2026年5月24日(日)、東京・日本獣医生命科学大学にて日本獣医輸血研究会と小動物臨床血液研究会の共催による学術講習会が開催された。本会は対面でのセミナーだけでなく、VETPEERによるWeb録画配信の視聴も可能なハイブリット式セミナーである(顕微鏡ディスカッションと認定コーディネーター限定セミナーを除く)。
 それぞれの研究会のプログラムが2教室に分かれ行われた。日本獣医輸血研究会の会場では鈴木裕子先生(Pet Clinic アニホス)の「ドナーからの採血と管理(認定プログラム3)」、宮内麻羽氏(日本獣医生命科学大学付属動物医療センター)の「輸血関連検査(認定プログラム4)」、松鵜 彩先生(日本大学)による講演「SFTS(重症熱性血小板減少症候群)の発生状況と臨床的な特徴」の講義が行われた。シンポジウム「ガイドラインを見直そう 献血ドナー編&総合討論(総合座長:荻野直孝先生、アドバイザー:辻本 元先生<日本動物高度医療センター>、呰上大吾先生<東京農工大学>、瀬川和仁先生<せがわ動物病院>、小林 輔先生<あいむ動物病院 西船橋>」では、深掘りしたディスカッションが展開された。

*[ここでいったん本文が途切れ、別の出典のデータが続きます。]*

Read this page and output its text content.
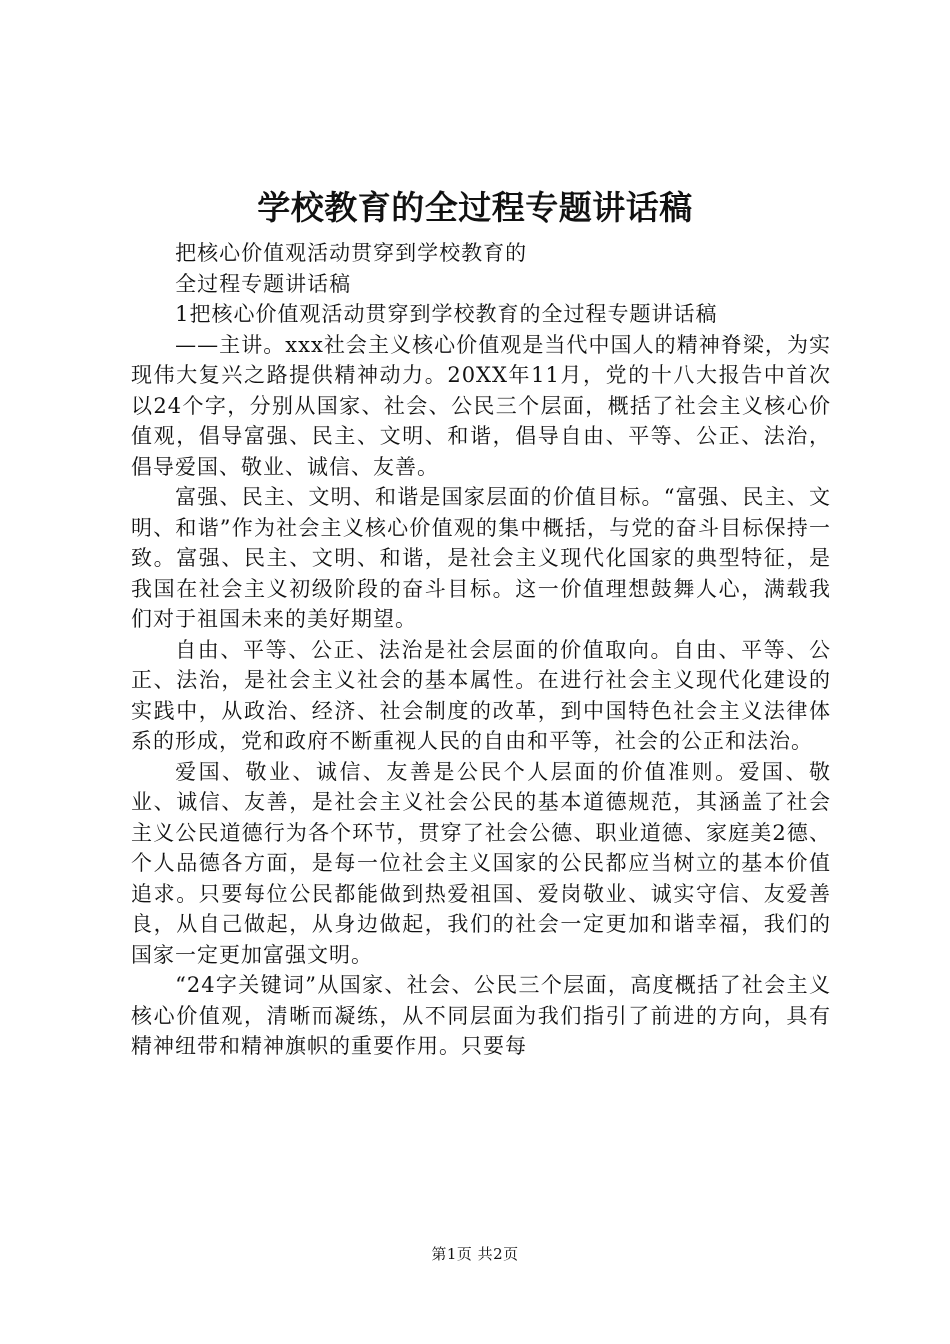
学校教育的全过程专题讲话稿

把核心价值观活动贯穿到学校教育的

全过程专题讲话稿

1把核心价值观活动贯穿到学校教育的全过程专题讲话稿

——主讲。xxx社会主义核心价值观是当代中国人的精神脊梁，为实现伟大复兴之路提供精神动力。20XX年11月，党的十八大报告中首次以24个字，分别从国家、社会、公民三个层面，概括了社会主义核心价值观，倡导富强、民主、文明、和谐，倡导自由、平等、公正、法治，倡导爱国、敬业、诚信、友善。

富强、民主、文明、和谐是国家层面的价值目标。“富强、民主、文明、和谐”作为社会主义核心价值观的集中概括，与党的奋斗目标保持一致。富强、民主、文明、和谐，是社会主义现代化国家的典型特征，是我国在社会主义初级阶段的奋斗目标。这一价值理想鼓舞人心，满载我们对于祖国未来的美好期望。

自由、平等、公正、法治是社会层面的价值取向。自由、平等、公正、法治，是社会主义社会的基本属性。在进行社会主义现代化建设的实践中，从政治、经济、社会制度的改革，到中国特色社会主义法律体系的形成，党和政府不断重视人民的自由和平等，社会的公正和法治。

爱国、敬业、诚信、友善是公民个人层面的价值准则。爱国、敬业、诚信、友善，是社会主义社会公民的基本道德规范，其涵盖了社会主义公民道德行为各个环节，贯穿了社会公德、职业道德、家庭美2德、个人品德各方面，是每一位社会主义国家的公民都应当树立的基本价值追求。只要每位公民都能做到热爱祖国、爱岗敬业、诚实守信、友爱善良，从自己做起，从身边做起，我们的社会一定更加和谐幸福，我们的国家一定更加富强文明。

“24字关键词”从国家、社会、公民三个层面，高度概括了社会主义核心价值观，清晰而凝练，从不同层面为我们指引了前进的方向，具有精神纽带和精神旗帜的重要作用。只要每

第1页 共2页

また第2回認定コーディネーター限定セミナーが行われ、時間が惜しいくらいに参加者同士での意見交換が活発に行われていた。午後からは第4回JSVTM認定輸血コーディネーターの認定証授与式も開催され、11名の合格者のうち、会場に参加した4名へ、会長の内田恵子先生より認定証が授与された。
 小動物臨床血液研究会の会場では、井手香織先生(東京農工大学)の「ITPだけじゃない 血小板減少症の鑑別診断」、亘 敏広先生(日本大学)の「体表部の紫斑が見られたら何を考えるか ITP up date」、諏訪晃久先生(すわ動物病院)の「リンパ腫病変で血小板が減った時、何を考えるべきか?」、白永伸行先生(シラナガ動物病院)の「血小板減少症を呈するマダニ媒介性疾患」の4つの講演および顕微鏡ディスカッション(司会:下田哲也先生<山陽動物医療センター>、アドバイザー:呰上大吾先生<前出>、久末正晴先生<麻布大学>、井手香織先生<前出>、亘 敏広先生<前出>)のプログラムが行われた。
 会場には獣医師だけでなく、愛玩動物看護師も多く参加しており、熱心に聴講する姿が印象的であった。